Honoring Creative Talent at UCSF
The results are in! Our judges have awarded the 12 best submissions to the Synapse Storytelling Contest by talented UCSF student writers and photographers. Find out who took the top prizes. Then be sure to read the Synapse newsletter and return to the website each week to enjoy the winning entries.
First place: Batteries by Ninad Bhat
Ninad Bhat’s Batteries introduces an everyday, offhand idiom of the pandemic and turns to search for deeper meaning about stolen time, privilege, and racial injustice. With controlled and skillful turns of poetic phrase, the writer rapidly layers images atop one another and suggests that time spent in stillness, voluntarily or under lockdown, can open more questions about belonging than first expected.
Second place: Mirror by Manuella Djomaleu
Manuella Djomaleu’s Mirror flips the raw feelings of imposter syndrome during medical training into a search for the true roots of those feelings. The narrator blends visceral metaphors of sight, sound, and touch to ask again and again how many sacrifices must be made in a culture of discrimination. Moving from the physical to the psychological, the poem confronts the reader with what it really means to sacrifice one’s identity, leading to a final haunting question.
Third place (tie): Induction by Zoe Onion
Zoë Onion’s Induction invites the reader into a brief but poignant exchange between a medical practitioner and a patient during the induction of anesthesia. The poem beautifully portrays the delicate and almost-surreal work of the anesthesia team, and crisp details hint at the mingling of attentiveness and duty in someone entrusted to hold another’s consciousness.
Excerpt from the Art of Amateur Sadness by Match McGregor
Match McGregory’s Excerpt from the Art of Amateur Sadness debuts an unwritten anti- self-help book that lists the ways to remain unflinchingly sad. Spread with a thick layer of dark humor, the writer takes the formulaic aphorisms of self-help and turns them on their head, pointing to the ways unrealistic goal setting, social media use, and self-isolation can help boost sadness. The writer’s cheery tone advises the reader on exactly what they should not be doing, and this unlikely format carves new inroads into the frustrations familiar to those in medical or scientific training.
First place: The Costs of Being Constantly Available by Victoria Turner
Victoria Turner’s piece earns top points for breaking down complex science into digestible — and relatable — material. The simple act of reading Turner’s essay on perpetual connectivity while working from home is enough to increase cortisol levels. Thankfully, she provides excellent advice on detachment with evidence to back it up.
First place: On Becoming “Immortal,” Despite the Odds by Woodger Faugas
Woodger Faugas’ elegant essay abounds with pride for his hero, Canadian-Haitian writer Dany Laferrière, and his home country, Haiti. Woodger’s prose strips away malignant stereotypes to reveal the strength and determination in the Haitian people’s fight against colonization. It also points a finger at the ever-lasting cowardice of those who would dismiss the immense injury that their ancestral enslavers inflicted upon Haiti.
Second place: Invisible Heroes by Sami Jelousi
Sam Jelousi’s essay is a powerful piece of writing from an old soul. His treatise is part love letter to his beloved personal hero — his grandfather — part unflinching dive into the complex emotions around escaping trauma when loved ones could not. As he recounts what has inspired him, he inspires others to take the same journey of introspection.

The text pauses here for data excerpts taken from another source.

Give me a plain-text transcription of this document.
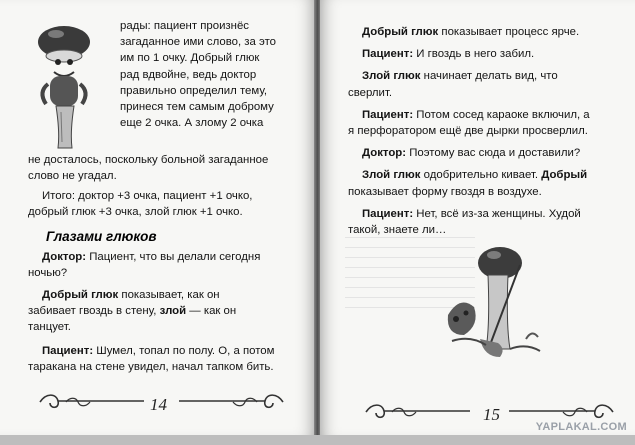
рады: пациент произнёс
загаданное ими слово, за это
им по 1 очку. Добрый глюк
рад вдвойне, ведь доктор
правильно определил тему,
принеся тем самым доброму
еще 2 очка. А злому 2 очка
не досталось, поскольку больной загаданное
слово не угадал.
Итого: доктор +3 очка, пациент +1 очко,
добрый глюк +3 очка, злой глюк +1 очко.
Глазами глюков
Доктор: Пациент, что вы делали сегодня
ночью?
Добрый глюк показывает, как он
забивает гвоздь в стену, злой — как он
танцует.
Пациент: Шумел, топал по полу. О, а потом
таракана на стене увидел, начал тапком бить.
14
Добрый глюк показывает процесс ярче.
Пациент: И гвоздь в него забил.
Злой глюк начинает делать вид, что
сверлит.
Пациент: Потом сосед караоке включил, а
я перфоратором ещё две дырки просверлил.
Доктор: Поэтому вас сюда и доставили?
Злой глюк одобрительно кивает. Добрый
показывает форму гвоздя в воздухе.
Пациент: Нет, всё из-за женщины. Худой
такой, знаете ли…
15
YAPLAKAL.COM
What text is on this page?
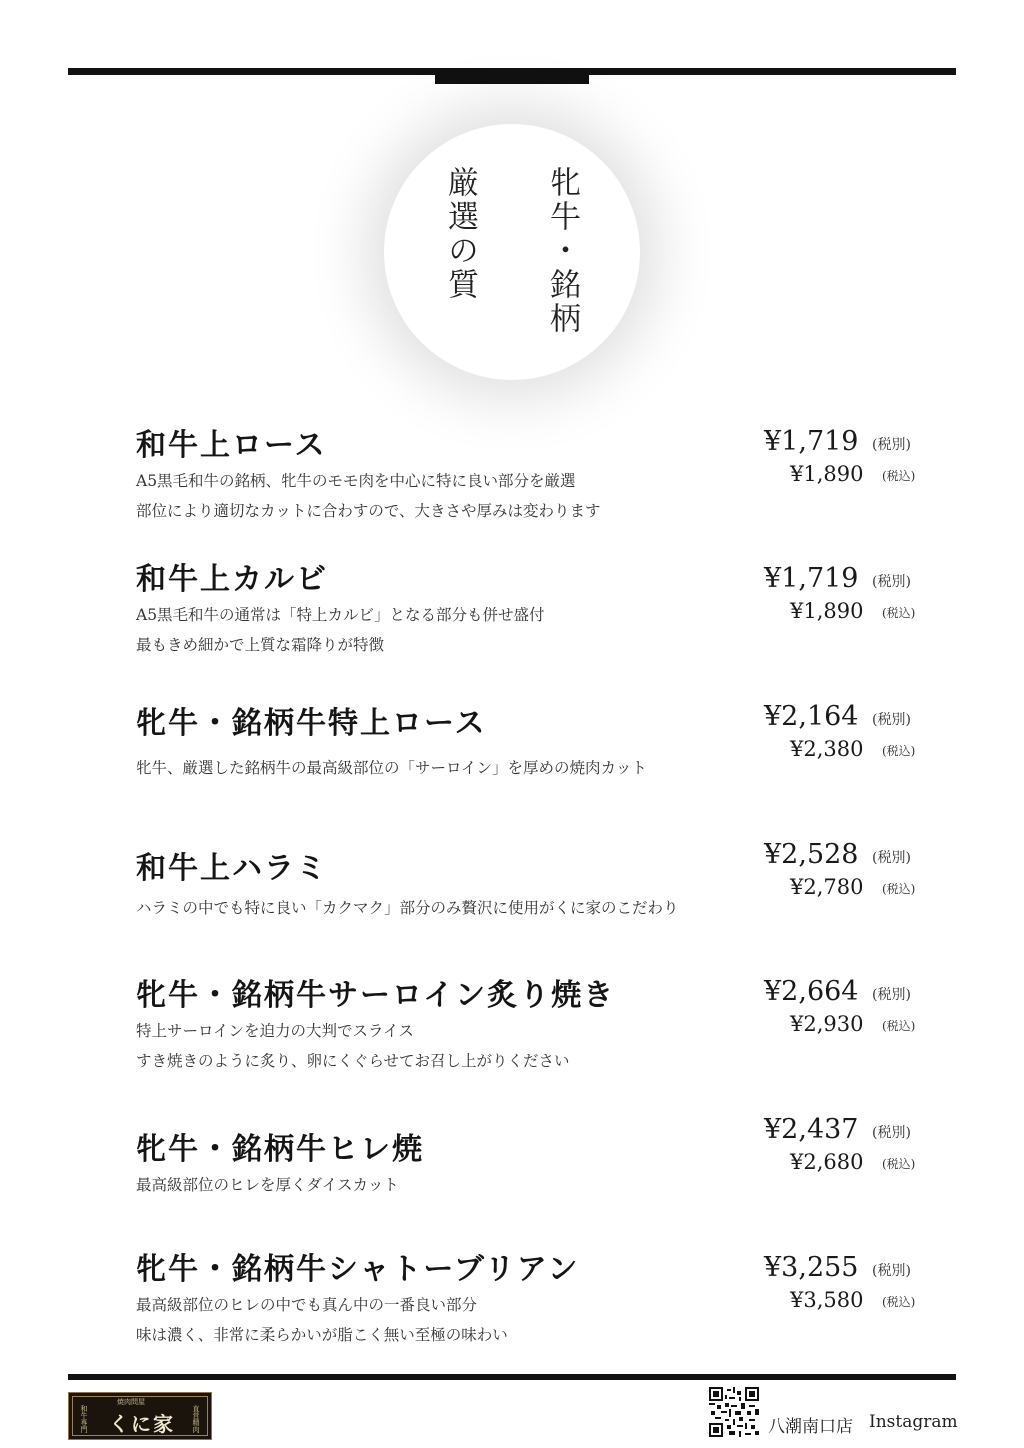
牝牛・銘柄
厳選の質
和牛上ロース
A5黒毛和牛の銘柄、牝牛のモモ肉を中心に特に良い部分を厳選
部位により適切なカットに合わすので、大きさや厚みは変わります
¥1,719 (税別)
¥1,890 (税込)
和牛上カルビ
A5黒毛和牛の通常は「特上カルビ」となる部分も併せ盛付
最もきめ細かで上質な霜降りが特徴
¥1,719 (税別)
¥1,890 (税込)
牝牛・銘柄牛特上ロース
牝牛、厳選した銘柄牛の最高級部位の「サーロイン」を厚めの焼肉カット
¥2,164 (税別)
¥2,380 (税込)
和牛上ハラミ
ハラミの中でも特に良い「カクマク」部分のみ贅沢に使用がくに家のこだわり
¥2,528 (税別)
¥2,780 (税込)
牝牛・銘柄牛サーロイン炙り焼き
特上サーロインを迫力の大判でスライス
すき焼きのように炙り、卵にくぐらせてお召し上がりください
¥2,664 (税別)
¥2,930 (税込)
牝牛・銘柄牛ヒレ焼
最高級部位のヒレを厚くダイスカット
¥2,437 (税別)
¥2,680 (税込)
牝牛・銘柄牛シャトーブリアン
最高級部位のヒレの中でも真ん中の一番良い部分
味は濃く、非常に柔らかいが脂こく無い至極の味わい
¥3,255 (税別)
¥3,580 (税込)
和牛専門
焼肉問屋
くに家 直営精肉	八潮南口店 Instagram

Third Place: Happy Pride! by Rachel Rock
Rachel Rock’s adds levity to her sensitive crossing from secrecy to celebration. As she tells her tale, her voice is strong and clear, allowing us to embrace her as a news friend. Her honest depiction of an awkward, stilting journey towards self-actualization is both endearing and touching. And a large blacked-out section cleverly reminds us that we all have a right to tell their own story.
First place: Third of November by Victoria Turner
Taken in November 2020, Victoria Turner’s picture captures a thrilling close encounter with a majestic creature in nature and serves as a dreaded reminder of a presidential election driven by nasty discourse. The “surly-looking bald eagle” evokes America’s beauty and ugliness in a single frame.
Second place: The Biblio Unfurl by Woodger Faugas
Woodger Faugas’ striking work manipulates and overlays photographs to create a tableau that encourages the viewer into the creator’s uniquely artistic expression. Audiences are encouraged to use their imagination to discover the image, and in this way discover a bit about themselves.
Third Place: Enjoy the Little Things by Kamelia Meherashi
Kamelia Meherashi’s sweet family portrait of a grown and baby turtle sunning on a rock soothes the soul in these turbulent times. Titled Enjoy the Little Things, her photograph is a gentle reminder to slow down, observe — or even seek out — the moments that make life pleasurable.